Powell to ’70s: Drop Dead

“When we use the term stagflation, I always have to point out that that was a 1970s term,” averred Jerome Powell, the chairman of the Federal Reserve, this week.

Unemployment was in double digits and inflation was really high. That’s not the case right now. I would reserve the term stagflation for a much more serious state of circumstances.

His point was well taken. The shock to global oil supply this month has already been declared the greatest ever by the International Energy Agency, so it’s natural to draw parallels with the great shocks of the 1970s. But numerous other factors determine how serious the impact of any given hit to supply will be on the global economy. With US unemployment and inflation far lower than they were 50 years ago, it’s premature to invoke stagflation.

But there are limits. Powell prefaced those comments by pointing out that he and his colleagues had just raised their projected economic growth rate for this year by a 10th of a percent, compared to their previous forecast in December. The Fed is very unusual in seeing prospects of growth improving, even after the outbreak of hostilities in the Middle East.

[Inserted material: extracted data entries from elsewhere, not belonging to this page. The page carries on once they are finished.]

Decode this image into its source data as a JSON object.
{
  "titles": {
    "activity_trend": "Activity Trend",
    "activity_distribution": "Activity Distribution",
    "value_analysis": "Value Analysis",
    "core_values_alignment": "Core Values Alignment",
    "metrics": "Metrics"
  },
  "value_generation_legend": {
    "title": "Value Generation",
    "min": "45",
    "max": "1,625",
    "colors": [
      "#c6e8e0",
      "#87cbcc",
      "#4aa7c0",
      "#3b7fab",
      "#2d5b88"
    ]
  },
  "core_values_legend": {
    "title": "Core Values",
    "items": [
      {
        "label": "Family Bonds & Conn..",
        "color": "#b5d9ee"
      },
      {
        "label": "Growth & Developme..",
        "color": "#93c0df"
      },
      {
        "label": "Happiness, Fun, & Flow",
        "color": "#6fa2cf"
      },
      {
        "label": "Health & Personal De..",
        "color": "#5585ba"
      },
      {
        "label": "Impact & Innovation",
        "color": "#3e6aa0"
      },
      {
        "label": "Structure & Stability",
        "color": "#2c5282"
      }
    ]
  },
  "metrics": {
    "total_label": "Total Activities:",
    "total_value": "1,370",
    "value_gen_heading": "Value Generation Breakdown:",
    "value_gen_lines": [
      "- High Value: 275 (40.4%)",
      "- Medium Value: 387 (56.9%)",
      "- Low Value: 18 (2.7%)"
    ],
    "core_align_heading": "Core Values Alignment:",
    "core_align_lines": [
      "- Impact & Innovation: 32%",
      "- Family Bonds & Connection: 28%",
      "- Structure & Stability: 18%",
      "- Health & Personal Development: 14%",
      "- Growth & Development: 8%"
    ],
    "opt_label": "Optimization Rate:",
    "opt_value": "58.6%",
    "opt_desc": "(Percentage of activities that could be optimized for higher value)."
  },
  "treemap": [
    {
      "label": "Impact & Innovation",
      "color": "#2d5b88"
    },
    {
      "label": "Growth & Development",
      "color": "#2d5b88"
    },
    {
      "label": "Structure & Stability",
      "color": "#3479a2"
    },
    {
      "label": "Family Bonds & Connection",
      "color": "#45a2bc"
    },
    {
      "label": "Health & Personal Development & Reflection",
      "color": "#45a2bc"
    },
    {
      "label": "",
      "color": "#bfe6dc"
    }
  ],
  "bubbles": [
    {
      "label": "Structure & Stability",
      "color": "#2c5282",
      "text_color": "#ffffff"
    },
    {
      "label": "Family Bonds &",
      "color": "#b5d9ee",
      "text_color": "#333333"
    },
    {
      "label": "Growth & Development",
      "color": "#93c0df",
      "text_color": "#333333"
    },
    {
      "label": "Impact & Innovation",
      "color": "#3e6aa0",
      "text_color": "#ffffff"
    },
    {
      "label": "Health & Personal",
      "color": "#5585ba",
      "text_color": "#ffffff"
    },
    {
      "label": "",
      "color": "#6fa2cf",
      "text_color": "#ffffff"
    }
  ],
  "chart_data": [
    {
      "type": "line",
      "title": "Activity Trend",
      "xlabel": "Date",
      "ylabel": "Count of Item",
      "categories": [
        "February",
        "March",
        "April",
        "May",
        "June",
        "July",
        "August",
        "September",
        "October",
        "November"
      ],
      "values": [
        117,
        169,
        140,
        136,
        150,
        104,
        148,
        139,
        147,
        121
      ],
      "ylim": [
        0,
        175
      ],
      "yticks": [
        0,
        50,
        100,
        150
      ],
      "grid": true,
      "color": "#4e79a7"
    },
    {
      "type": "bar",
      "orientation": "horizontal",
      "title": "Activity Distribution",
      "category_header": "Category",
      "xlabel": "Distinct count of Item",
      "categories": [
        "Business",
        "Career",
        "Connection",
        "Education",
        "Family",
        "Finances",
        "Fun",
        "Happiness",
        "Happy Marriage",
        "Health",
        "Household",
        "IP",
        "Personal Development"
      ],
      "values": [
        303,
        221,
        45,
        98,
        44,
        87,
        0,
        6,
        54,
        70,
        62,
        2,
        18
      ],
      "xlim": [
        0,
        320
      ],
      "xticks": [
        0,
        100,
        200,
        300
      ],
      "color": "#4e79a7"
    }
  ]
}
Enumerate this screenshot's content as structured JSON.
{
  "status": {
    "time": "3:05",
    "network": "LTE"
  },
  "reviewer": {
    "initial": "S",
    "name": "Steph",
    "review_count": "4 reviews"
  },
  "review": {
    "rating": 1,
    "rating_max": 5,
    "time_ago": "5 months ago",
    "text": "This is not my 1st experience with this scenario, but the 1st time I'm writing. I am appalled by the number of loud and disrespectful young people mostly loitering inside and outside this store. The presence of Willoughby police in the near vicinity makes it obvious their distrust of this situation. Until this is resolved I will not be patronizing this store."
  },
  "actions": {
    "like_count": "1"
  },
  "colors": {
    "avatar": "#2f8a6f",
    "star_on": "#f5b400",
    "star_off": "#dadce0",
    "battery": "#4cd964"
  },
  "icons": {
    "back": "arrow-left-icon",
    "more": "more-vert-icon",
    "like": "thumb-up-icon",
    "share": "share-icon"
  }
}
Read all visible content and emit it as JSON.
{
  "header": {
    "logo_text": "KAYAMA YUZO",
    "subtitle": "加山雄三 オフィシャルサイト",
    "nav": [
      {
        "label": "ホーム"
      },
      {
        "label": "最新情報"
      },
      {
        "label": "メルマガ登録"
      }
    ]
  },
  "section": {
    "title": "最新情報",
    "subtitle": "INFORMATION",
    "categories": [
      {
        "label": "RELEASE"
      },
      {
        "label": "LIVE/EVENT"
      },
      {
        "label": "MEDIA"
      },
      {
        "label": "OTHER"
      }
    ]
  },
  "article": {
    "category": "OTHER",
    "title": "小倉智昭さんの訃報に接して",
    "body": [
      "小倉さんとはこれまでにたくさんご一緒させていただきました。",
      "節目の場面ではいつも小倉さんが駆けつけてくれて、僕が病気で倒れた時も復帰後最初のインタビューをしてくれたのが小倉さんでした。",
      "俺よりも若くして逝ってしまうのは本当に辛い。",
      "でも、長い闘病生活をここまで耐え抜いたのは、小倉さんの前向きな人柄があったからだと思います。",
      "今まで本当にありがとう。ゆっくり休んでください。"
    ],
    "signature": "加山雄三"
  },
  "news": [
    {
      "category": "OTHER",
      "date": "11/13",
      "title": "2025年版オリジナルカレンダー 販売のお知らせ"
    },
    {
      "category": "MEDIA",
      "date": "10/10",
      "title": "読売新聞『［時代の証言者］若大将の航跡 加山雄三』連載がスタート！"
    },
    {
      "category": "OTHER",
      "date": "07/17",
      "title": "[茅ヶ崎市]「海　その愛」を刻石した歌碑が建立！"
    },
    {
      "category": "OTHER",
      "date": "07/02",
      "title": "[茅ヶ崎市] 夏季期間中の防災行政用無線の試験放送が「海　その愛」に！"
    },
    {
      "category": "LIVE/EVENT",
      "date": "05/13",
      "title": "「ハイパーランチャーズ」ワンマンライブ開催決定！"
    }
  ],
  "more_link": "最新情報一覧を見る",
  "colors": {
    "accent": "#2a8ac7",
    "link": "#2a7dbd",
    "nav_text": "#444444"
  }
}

Other central banks have taken a different course this week, with the Reserve Bank of Australia opting to hike rates straightaway while most others announced that the balance of probabilities had shifted toward higher rates in the near term. Christine Lagarde of the European Central Bank baldly set out a scenario where the risks of inflation and stagnation had increased:

The war in the Middle East has made the outlook significantly more uncertain, creating upside risks for inflation and downside risks for economic growth.

None of them used the word “stagflation” either, but all accepted that risks to both growth and prices had risen, and would depend on an uncertain situation in the Middle East still shrouded by the fog of war. The world has changed in the last 50 years in ways that reduce the risk of a repeat of 1970s stagflation — but don’t eliminate it.